一方、世界的な供給網の分断が進めば、輸入価格が上昇し、重要原材料の供給が制約され、ユーロ圏の生産能力が圧迫され、インフレ率が上振れる可能性がある。賃金圧力の減速が遅れれば、サービス部門のインフレの低下ペースが鈍るかもしれない。防衛・インフラ投資が増加すれば、中期的にはインフレが押し上げられる可能性もある。
<政策判断の根拠>
金利を巡る決定は、インフレ見通しとそれを取り巻くリスクの評価に基づいて行う。その際、最新の経済・金融データ、基調的なインフレ動向、金融政策の波及メカニズムの強さも踏まえて判断する。
インフレ率が中期目標に持続的に安定するようにし、金融政策の伝達が確実に円滑に機能するようにするため、必要に応じてあらゆる手段をECBに与えられた権限内で調整する用意がある。
<世界貿易と経済見通し>
貿易摩擦は緩和したものの、国際情勢が不安定になっていることで供給網が混乱し、輸出が抑制され、個人消費や投資が下押しされる可能性がある。世界の金融市場で市場心理が悪化すれば、リスク回避姿勢が強まり、経済成長が弱まる恐れもある。
ロシアによるウクライナ侵攻を含む地政学的な緊張は、不確実性が高まる大きな要因になっている。

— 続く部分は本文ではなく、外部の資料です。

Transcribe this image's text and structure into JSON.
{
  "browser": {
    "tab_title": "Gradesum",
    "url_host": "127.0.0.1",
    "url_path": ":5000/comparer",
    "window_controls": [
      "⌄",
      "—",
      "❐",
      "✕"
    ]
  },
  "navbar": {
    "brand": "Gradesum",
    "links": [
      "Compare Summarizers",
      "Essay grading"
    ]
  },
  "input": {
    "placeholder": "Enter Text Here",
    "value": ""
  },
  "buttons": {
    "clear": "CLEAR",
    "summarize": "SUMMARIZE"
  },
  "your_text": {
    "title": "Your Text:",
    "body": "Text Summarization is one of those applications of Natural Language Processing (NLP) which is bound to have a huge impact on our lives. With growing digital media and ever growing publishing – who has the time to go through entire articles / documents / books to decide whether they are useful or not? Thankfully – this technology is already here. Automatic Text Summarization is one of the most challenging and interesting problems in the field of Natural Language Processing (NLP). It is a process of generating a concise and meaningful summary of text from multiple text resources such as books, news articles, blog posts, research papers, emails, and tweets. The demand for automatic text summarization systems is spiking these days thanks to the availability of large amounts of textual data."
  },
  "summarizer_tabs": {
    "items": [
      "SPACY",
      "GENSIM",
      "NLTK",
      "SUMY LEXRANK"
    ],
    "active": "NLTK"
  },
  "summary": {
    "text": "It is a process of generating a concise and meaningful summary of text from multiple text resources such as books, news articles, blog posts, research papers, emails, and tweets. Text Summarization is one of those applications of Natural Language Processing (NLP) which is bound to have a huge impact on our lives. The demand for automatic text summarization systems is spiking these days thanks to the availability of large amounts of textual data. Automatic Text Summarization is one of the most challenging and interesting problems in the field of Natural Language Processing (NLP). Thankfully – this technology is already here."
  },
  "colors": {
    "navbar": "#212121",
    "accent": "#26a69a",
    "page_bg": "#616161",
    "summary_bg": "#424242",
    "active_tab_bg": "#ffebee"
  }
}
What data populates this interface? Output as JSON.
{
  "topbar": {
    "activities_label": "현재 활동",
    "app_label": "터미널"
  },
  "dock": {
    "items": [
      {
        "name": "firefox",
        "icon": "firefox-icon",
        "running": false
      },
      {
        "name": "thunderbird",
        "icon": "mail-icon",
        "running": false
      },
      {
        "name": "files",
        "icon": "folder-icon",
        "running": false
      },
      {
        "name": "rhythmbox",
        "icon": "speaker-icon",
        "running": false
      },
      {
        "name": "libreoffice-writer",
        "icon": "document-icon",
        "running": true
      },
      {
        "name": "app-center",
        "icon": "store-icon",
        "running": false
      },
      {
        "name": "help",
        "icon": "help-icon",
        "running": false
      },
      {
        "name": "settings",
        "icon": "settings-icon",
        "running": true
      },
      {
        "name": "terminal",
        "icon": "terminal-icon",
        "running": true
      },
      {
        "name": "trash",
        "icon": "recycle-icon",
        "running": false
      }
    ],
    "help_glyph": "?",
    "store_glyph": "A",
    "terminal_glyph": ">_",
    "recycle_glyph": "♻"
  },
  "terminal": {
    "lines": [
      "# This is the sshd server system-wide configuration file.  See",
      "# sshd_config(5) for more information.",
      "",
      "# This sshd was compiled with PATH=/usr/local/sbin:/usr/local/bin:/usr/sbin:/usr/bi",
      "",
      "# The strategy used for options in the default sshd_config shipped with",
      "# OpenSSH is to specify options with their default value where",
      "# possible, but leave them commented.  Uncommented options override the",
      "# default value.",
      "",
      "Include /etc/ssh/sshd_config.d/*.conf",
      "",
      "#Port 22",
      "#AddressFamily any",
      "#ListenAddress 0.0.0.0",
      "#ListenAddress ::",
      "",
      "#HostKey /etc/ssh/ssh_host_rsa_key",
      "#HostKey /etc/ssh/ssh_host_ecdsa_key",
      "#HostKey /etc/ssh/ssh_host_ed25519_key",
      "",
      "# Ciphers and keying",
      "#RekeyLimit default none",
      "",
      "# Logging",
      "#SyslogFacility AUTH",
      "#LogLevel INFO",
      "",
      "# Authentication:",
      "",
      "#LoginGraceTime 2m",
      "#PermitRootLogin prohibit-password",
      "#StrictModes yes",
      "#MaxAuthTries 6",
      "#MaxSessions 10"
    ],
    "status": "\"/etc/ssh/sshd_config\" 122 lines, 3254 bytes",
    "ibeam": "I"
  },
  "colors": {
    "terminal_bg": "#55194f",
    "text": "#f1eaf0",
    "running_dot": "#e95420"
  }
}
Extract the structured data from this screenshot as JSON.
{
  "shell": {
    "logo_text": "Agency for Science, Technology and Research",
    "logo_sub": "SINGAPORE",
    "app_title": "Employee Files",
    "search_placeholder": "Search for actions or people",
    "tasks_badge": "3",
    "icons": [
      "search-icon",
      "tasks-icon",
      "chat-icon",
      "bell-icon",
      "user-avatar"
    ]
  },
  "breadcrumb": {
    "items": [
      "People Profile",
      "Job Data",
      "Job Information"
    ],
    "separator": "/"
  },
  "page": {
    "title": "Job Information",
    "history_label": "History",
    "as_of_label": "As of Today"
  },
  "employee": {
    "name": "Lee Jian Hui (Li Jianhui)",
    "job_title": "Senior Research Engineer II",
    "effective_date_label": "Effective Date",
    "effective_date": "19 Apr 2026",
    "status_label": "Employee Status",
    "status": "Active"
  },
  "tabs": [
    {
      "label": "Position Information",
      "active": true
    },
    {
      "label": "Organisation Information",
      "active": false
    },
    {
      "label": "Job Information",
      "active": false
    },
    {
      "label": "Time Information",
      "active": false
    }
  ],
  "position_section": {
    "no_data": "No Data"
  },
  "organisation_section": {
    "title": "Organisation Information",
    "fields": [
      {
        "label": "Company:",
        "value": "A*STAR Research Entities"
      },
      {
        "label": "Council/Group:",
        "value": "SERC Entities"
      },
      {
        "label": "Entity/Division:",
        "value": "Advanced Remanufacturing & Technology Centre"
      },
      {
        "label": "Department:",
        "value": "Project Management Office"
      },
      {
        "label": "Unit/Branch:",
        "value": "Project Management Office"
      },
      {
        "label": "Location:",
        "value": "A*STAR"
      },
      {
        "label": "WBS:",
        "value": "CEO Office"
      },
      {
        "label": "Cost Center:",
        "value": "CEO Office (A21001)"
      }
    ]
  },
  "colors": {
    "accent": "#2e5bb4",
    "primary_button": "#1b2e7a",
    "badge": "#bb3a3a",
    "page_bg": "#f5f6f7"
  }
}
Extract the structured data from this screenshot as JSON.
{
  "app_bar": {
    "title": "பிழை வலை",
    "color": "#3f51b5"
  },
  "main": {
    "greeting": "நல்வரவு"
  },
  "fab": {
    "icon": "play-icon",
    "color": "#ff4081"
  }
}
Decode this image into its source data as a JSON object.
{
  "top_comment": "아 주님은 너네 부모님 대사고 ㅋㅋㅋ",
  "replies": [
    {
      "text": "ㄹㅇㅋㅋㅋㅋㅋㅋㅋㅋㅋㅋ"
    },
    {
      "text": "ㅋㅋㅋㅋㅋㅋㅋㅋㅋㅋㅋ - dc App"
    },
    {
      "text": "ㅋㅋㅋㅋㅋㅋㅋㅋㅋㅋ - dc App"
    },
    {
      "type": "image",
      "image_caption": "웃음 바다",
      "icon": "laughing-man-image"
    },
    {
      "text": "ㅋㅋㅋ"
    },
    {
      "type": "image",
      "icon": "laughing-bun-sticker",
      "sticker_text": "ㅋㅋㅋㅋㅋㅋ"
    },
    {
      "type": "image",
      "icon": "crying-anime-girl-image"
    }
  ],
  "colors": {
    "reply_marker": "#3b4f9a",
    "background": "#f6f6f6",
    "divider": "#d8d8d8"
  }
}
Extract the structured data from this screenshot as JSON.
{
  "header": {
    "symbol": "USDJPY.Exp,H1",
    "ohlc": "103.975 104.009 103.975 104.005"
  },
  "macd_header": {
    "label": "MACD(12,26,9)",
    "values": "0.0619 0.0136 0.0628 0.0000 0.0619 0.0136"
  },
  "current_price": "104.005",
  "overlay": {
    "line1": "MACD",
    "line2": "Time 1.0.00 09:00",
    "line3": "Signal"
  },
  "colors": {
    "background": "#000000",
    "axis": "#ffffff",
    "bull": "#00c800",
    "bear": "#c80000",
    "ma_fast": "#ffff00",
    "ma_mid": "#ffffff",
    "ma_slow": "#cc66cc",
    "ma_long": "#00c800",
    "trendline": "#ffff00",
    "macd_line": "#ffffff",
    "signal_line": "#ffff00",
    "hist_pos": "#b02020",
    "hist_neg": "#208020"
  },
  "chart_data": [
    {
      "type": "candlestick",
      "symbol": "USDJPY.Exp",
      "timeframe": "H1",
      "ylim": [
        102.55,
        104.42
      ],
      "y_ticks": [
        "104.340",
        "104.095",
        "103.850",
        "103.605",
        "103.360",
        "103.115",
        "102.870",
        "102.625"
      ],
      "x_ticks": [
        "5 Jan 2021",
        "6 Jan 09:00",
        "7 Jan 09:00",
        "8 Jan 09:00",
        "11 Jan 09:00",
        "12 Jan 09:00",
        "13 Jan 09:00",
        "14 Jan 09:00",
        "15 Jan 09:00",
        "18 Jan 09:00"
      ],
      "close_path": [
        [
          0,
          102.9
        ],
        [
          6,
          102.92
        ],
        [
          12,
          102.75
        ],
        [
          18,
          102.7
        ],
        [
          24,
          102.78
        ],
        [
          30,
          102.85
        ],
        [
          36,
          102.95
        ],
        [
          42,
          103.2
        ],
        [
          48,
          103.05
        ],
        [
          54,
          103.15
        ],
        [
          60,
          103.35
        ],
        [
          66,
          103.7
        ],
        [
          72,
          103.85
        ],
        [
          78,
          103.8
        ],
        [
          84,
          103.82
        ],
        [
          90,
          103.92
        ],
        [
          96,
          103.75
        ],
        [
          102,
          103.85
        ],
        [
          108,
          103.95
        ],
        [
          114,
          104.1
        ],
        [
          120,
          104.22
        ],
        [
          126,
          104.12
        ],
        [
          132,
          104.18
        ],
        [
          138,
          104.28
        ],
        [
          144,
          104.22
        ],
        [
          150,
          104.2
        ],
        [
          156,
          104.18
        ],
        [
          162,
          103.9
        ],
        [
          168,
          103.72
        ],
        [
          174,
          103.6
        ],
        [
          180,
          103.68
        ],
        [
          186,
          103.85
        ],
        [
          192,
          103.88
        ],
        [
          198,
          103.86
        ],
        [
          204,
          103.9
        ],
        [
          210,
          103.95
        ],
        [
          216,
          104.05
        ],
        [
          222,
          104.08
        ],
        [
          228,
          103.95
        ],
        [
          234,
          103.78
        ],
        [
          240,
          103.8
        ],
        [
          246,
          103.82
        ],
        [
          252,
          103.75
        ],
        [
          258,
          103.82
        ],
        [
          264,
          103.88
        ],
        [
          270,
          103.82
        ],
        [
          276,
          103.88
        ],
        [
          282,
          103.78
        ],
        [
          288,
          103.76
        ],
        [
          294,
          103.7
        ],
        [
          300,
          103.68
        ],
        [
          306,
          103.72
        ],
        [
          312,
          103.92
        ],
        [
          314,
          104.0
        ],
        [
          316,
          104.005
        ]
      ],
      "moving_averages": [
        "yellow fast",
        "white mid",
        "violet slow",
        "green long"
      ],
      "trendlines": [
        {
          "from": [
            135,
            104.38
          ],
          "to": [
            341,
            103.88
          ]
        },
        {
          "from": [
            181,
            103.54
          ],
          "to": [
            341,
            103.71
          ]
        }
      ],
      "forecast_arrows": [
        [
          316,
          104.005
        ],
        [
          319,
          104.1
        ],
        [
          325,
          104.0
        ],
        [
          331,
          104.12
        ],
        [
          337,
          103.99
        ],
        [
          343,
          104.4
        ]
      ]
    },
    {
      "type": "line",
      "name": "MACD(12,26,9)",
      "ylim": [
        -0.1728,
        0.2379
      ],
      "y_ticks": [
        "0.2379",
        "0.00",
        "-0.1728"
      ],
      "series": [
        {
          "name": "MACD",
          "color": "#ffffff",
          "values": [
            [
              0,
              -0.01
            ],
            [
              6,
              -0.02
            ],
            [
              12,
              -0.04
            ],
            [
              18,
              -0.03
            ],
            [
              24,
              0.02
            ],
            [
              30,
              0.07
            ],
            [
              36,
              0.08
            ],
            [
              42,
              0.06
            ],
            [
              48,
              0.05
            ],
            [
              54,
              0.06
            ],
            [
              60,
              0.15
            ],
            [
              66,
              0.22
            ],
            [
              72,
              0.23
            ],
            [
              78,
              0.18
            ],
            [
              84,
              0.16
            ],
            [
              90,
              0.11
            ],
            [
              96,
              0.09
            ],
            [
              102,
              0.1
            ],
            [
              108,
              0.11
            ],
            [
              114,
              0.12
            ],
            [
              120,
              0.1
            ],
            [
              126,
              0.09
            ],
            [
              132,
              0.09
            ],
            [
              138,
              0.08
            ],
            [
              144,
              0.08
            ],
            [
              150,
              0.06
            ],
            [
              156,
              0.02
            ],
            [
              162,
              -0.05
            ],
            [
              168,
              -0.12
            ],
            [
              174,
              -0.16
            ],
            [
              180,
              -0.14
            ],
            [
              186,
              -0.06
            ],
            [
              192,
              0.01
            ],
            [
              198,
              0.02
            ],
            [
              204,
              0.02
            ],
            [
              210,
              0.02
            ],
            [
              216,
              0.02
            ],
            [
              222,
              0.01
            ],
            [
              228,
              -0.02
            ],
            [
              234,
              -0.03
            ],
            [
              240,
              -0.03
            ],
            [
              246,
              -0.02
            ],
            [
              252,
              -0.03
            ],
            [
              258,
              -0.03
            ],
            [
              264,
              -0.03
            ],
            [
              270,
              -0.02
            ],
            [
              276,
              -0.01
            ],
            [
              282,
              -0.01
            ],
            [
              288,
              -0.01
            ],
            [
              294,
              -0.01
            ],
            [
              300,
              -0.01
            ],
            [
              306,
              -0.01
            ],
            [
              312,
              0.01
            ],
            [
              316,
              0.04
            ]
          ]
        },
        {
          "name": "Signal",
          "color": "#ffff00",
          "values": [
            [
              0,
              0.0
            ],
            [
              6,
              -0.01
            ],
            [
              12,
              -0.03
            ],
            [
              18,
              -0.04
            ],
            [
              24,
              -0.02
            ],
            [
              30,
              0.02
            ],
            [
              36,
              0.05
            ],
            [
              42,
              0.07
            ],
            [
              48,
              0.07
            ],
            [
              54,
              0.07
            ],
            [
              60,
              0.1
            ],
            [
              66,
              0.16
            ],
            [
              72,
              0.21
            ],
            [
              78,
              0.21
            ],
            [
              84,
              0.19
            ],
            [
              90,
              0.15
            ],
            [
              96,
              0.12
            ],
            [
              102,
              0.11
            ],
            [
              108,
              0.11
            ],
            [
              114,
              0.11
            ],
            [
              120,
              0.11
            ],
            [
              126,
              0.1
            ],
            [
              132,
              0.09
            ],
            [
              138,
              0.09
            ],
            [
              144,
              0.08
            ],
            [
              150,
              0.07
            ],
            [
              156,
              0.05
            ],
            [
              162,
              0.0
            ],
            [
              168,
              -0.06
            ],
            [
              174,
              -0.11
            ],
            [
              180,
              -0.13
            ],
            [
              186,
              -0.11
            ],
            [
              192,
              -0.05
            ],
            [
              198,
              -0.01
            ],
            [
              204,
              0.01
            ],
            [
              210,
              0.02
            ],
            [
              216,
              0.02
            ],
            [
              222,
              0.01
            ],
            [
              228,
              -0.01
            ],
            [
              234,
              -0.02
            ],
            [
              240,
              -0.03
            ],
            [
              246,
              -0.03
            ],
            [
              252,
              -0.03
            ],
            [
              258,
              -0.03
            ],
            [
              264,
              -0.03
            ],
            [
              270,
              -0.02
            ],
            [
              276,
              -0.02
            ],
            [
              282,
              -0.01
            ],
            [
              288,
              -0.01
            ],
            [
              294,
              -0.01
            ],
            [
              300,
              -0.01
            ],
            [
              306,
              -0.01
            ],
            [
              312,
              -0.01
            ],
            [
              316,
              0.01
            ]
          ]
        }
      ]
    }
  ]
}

一方、防衛・インフラ投資計画のほか、生産性向上のための改革が進めば、経済成長が予想以上に押し上げられる可能性もある。
<インフレ見通し>
インフレ率は短期的には低下すると予想されている。これは主に前年比ベースでの過去のエネルギー価格上昇の影響が薄れるためだ。ECBの最新のスタッフ予測では、2026年と27年の平均インフレ率は2%を下回るとの予想が示された。
<基調インフレ>
基調的なインフレはここ数カ月はほとんど変化しておらず、2%とする中期的な目標と整合的な状態が続いている。
<経済は底堅い>
(ユーロ圏)経済は底堅さを示している。主に消費と投資が持ち直したことで、第3・四半期の経済成長率は0.3%だった。
<貿易が成長の重し>
世界貿易を取り巻く環境が厳しいことが、今年と来年のユーロ圏経済の押し下げ要因になる可能性がある。